Review your content to ensure that you avoid common mistakes:

• Double-check links added to your messages, to ensure that they are correct. Don't conceal your company’s identify as the source of the message.
• If you use a URL shortener, make sure that the web address and IP address are dedicated to the exclusive use of your company, identify the name of the site owner, and include accurate contact information for the site owner. If you include a phone number, be sure to clearly identify the owner or company owner of the number within the message.

  Note: Public link-shorteners like bit.ly are prohibited by US carriers.

• If you have an age requirement for your campaign, make sure your opt-in options include age verification.
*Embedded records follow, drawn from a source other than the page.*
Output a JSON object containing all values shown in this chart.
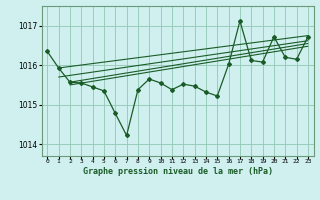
{
  "xlabel_label": "Graphe pression niveau de la mer (hPa)",
  "background_color": "#cff0ee",
  "plot_bg_color": "#cff0ee",
  "grid_color": "#99ccbb",
  "line_color": "#1a5c28",
  "spine_color": "#6a9a7a",
  "ylim": [
    1013.7,
    1017.5
  ],
  "xlim": [
    -0.5,
    23.5
  ],
  "yticks": [
    1014,
    1015,
    1016,
    1017
  ],
  "xtick_labels": [
    "0",
    "1",
    "2",
    "3",
    "4",
    "5",
    "6",
    "7",
    "8",
    "9",
    "10",
    "11",
    "12",
    "13",
    "14",
    "15",
    "16",
    "17",
    "18",
    "19",
    "20",
    "21",
    "22",
    "23"
  ],
  "main_data": {
    "x": [
      0,
      1,
      2,
      3,
      4,
      5,
      6,
      7,
      8,
      9,
      10,
      11,
      12,
      13,
      14,
      15,
      16,
      17,
      18,
      19,
      20,
      21,
      22,
      23
    ],
    "y": [
      1016.35,
      1015.93,
      1015.57,
      1015.55,
      1015.45,
      1015.35,
      1014.78,
      1014.22,
      1015.38,
      1015.65,
      1015.55,
      1015.38,
      1015.52,
      1015.47,
      1015.32,
      1015.22,
      1016.02,
      1017.12,
      1016.12,
      1016.08,
      1016.72,
      1016.2,
      1016.15,
      1016.72
    ]
  },
  "trend_lines": [
    {
      "x": [
        1,
        23
      ],
      "y": [
        1015.93,
        1016.75
      ]
    },
    {
      "x": [
        1,
        23
      ],
      "y": [
        1015.7,
        1016.62
      ]
    },
    {
      "x": [
        2,
        23
      ],
      "y": [
        1015.57,
        1016.55
      ]
    },
    {
      "x": [
        2,
        23
      ],
      "y": [
        1015.5,
        1016.48
      ]
    }
  ]
}
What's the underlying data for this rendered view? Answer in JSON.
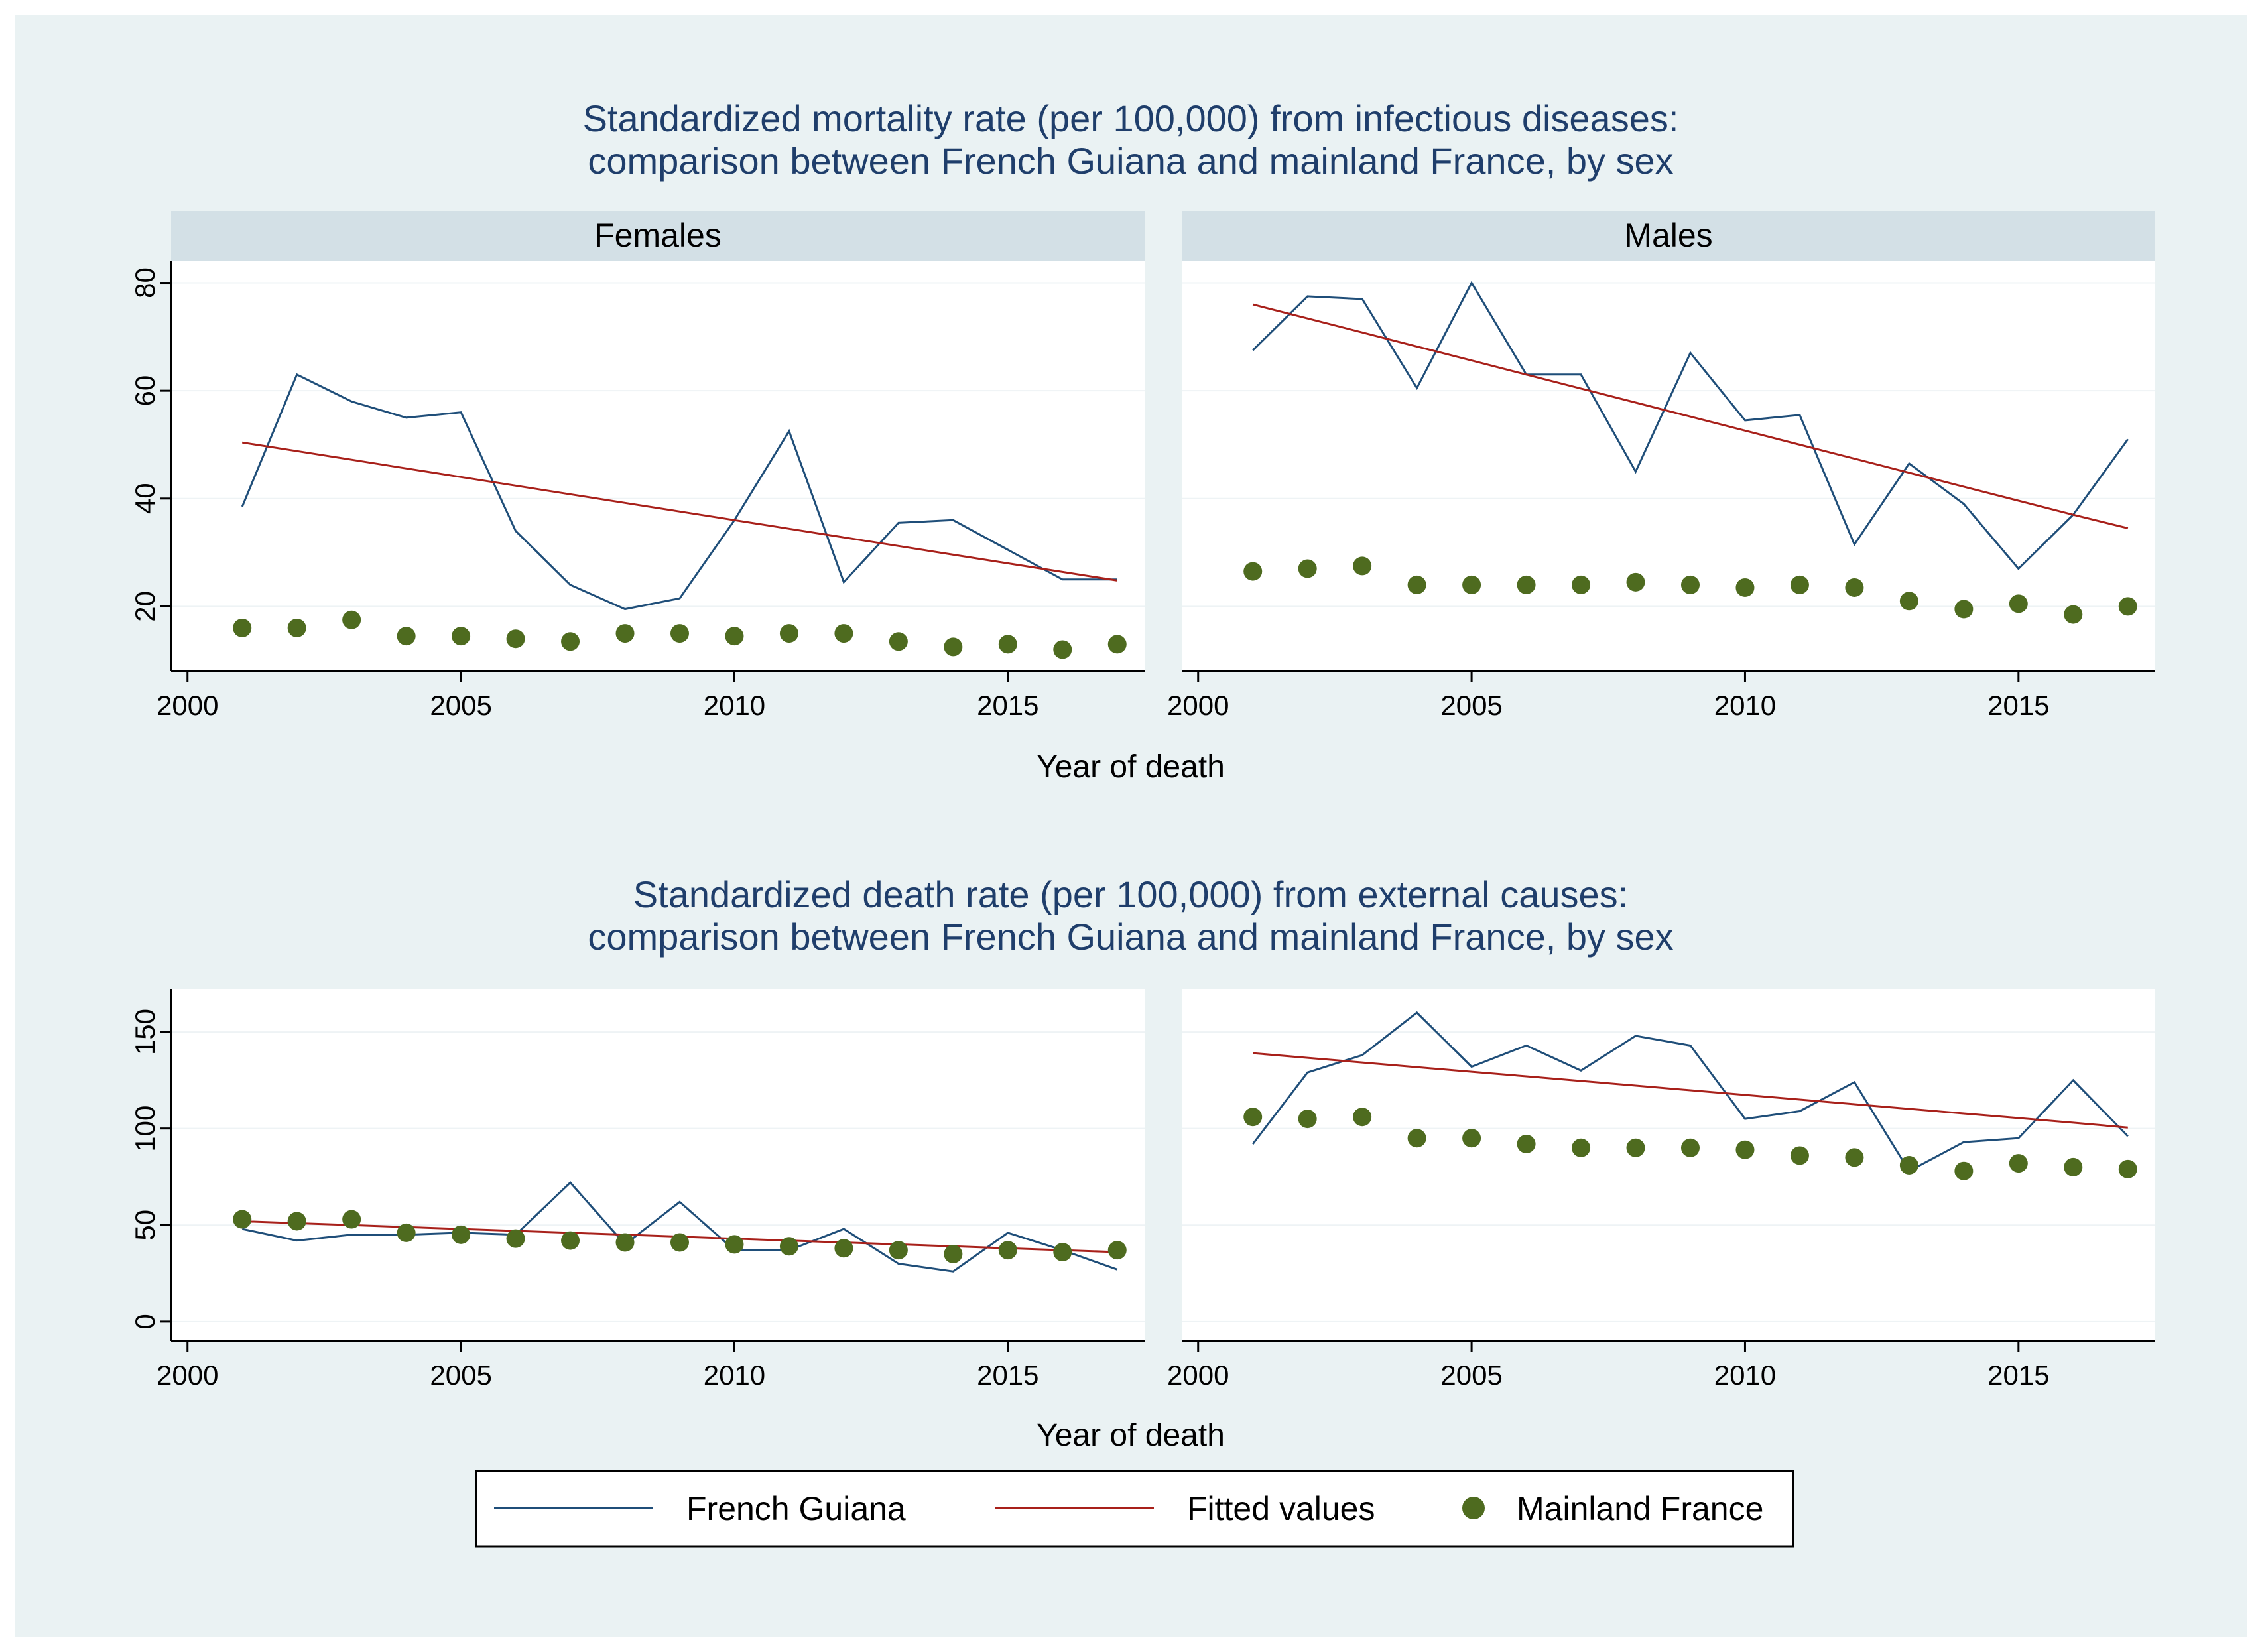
{
  "legend": {
    "items": [
      {
        "label": "French Guiana",
        "kind": "line",
        "color": "#1f4e79"
      },
      {
        "label": "Fitted values",
        "kind": "line",
        "color": "#a8201a"
      },
      {
        "label": "Mainland France",
        "kind": "dot",
        "color": "#4e6b1f"
      }
    ]
  },
  "colors": {
    "background": "#eaf2f3",
    "strip": "#d3e0e6",
    "plot": "#ffffff",
    "title": "#1f3e6b"
  },
  "chart_data": [
    {
      "type": "line",
      "title": "Standardized mortality rate (per 100,000) from infectious diseases:",
      "subtitle": "comparison between French Guiana and mainland France, by sex",
      "xlabel": "Year of death",
      "ylabel": "",
      "xlim": [
        1999.7,
        2017.5
      ],
      "ylim": [
        8,
        84
      ],
      "xticks": [
        2000,
        2005,
        2010,
        2015
      ],
      "yticks": [
        20,
        40,
        60,
        80
      ],
      "x": [
        2001,
        2002,
        2003,
        2004,
        2005,
        2006,
        2007,
        2008,
        2009,
        2010,
        2011,
        2012,
        2013,
        2014,
        2015,
        2016,
        2017
      ],
      "panels": [
        {
          "label": "Females",
          "series": [
            {
              "name": "French Guiana",
              "type": "line",
              "values": [
                38.5,
                63,
                58,
                55,
                56,
                34,
                24,
                19.5,
                21.5,
                36,
                52.5,
                24.5,
                35.5,
                36,
                30.5,
                25,
                25
              ]
            },
            {
              "name": "Fitted values",
              "type": "line",
              "values": [
                50.4,
                48.8,
                47.2,
                45.6,
                44.0,
                42.4,
                40.8,
                39.2,
                37.6,
                36.0,
                34.4,
                32.8,
                31.2,
                29.6,
                28.0,
                26.4,
                24.8
              ]
            },
            {
              "name": "Mainland France",
              "type": "scatter",
              "values": [
                16,
                16,
                17.5,
                14.5,
                14.5,
                14,
                13.5,
                15,
                15,
                14.5,
                15,
                15,
                13.5,
                12.5,
                13,
                12,
                13
              ]
            }
          ]
        },
        {
          "label": "Males",
          "series": [
            {
              "name": "French Guiana",
              "type": "line",
              "values": [
                67.5,
                77.5,
                77,
                60.5,
                80,
                63,
                63,
                45,
                67,
                54.5,
                55.5,
                31.5,
                46.5,
                39,
                27,
                37,
                51
              ]
            },
            {
              "name": "Fitted values",
              "type": "line",
              "values": [
                76.0,
                73.4,
                70.8,
                68.2,
                65.6,
                63.0,
                60.4,
                57.8,
                55.2,
                52.6,
                50.0,
                47.4,
                44.8,
                42.2,
                39.6,
                37.0,
                34.5
              ]
            },
            {
              "name": "Mainland France",
              "type": "scatter",
              "values": [
                26.5,
                27,
                27.5,
                24,
                24,
                24,
                24,
                24.5,
                24,
                23.5,
                24,
                23.5,
                21,
                19.5,
                20.5,
                18.5,
                20
              ]
            }
          ]
        }
      ]
    },
    {
      "type": "line",
      "title": "Standardized death rate (per 100,000) from external causes:",
      "subtitle": "comparison between French Guiana and mainland France, by sex",
      "xlabel": "Year of death",
      "ylabel": "",
      "xlim": [
        1999.7,
        2017.5
      ],
      "ylim": [
        -10,
        172
      ],
      "xticks": [
        2000,
        2005,
        2010,
        2015
      ],
      "yticks": [
        0,
        50,
        100,
        150
      ],
      "x": [
        2001,
        2002,
        2003,
        2004,
        2005,
        2006,
        2007,
        2008,
        2009,
        2010,
        2011,
        2012,
        2013,
        2014,
        2015,
        2016,
        2017
      ],
      "panels": [
        {
          "label": "",
          "series": [
            {
              "name": "French Guiana",
              "type": "line",
              "values": [
                48,
                42,
                45,
                45,
                46,
                45,
                72,
                40,
                62,
                37,
                37,
                48,
                30,
                26,
                46,
                37,
                27
              ]
            },
            {
              "name": "Fitted values",
              "type": "line",
              "values": [
                52.0,
                51.0,
                50.0,
                49.0,
                48.0,
                47.0,
                46.0,
                45.0,
                44.0,
                43.0,
                42.0,
                41.0,
                40.0,
                39.0,
                38.0,
                37.0,
                36.0
              ]
            },
            {
              "name": "Mainland France",
              "type": "scatter",
              "values": [
                53,
                52,
                53,
                46,
                45,
                43,
                42,
                41,
                41,
                40,
                39,
                38,
                37,
                35,
                37,
                36,
                37
              ]
            }
          ]
        },
        {
          "label": "",
          "series": [
            {
              "name": "French Guiana",
              "type": "line",
              "values": [
                92,
                129,
                138,
                160,
                132,
                143,
                130,
                148,
                143,
                105,
                109,
                124,
                78,
                93,
                95,
                125,
                96
              ]
            },
            {
              "name": "Fitted values",
              "type": "line",
              "values": [
                139.0,
                136.6,
                134.2,
                131.8,
                129.4,
                127.0,
                124.6,
                122.2,
                119.8,
                117.4,
                115.0,
                112.6,
                110.2,
                107.8,
                105.4,
                103.0,
                100.5
              ]
            },
            {
              "name": "Mainland France",
              "type": "scatter",
              "values": [
                106,
                105,
                106,
                95,
                95,
                92,
                90,
                90,
                90,
                89,
                86,
                85,
                81,
                78,
                82,
                80,
                79
              ]
            }
          ]
        }
      ]
    }
  ]
}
For more information, see Age Verification.

Protecting privacy and security

To protect your customers from unwanted intrusion by spammers and spoofers, have a security policy in place that protects users’ data from unauthorized access or disclosure.

• Develop a privacy policy that clearly describes how you will collect, use, and share information from users and make your policy available to users in your campaign’s initial messages.
• Consult with an attorney to ensure that your privacy policy is consistent with the applicable law.
• Check with your carrier, which may have additional privacy requirements.

  Note: For example, Verizon will not approve a program submission where the privacy policy discloses the sharing of information with third-parties or affiliates, which they view as a TCPA violation, without the following pre-approved disclosure (usually added to the bottom of a How we share your information section): "All above categories exclude originator opt-in data and consent; this information will not be shared with any third-party."

Tip: Schedule a regular risk assessment of your privacy and security policies.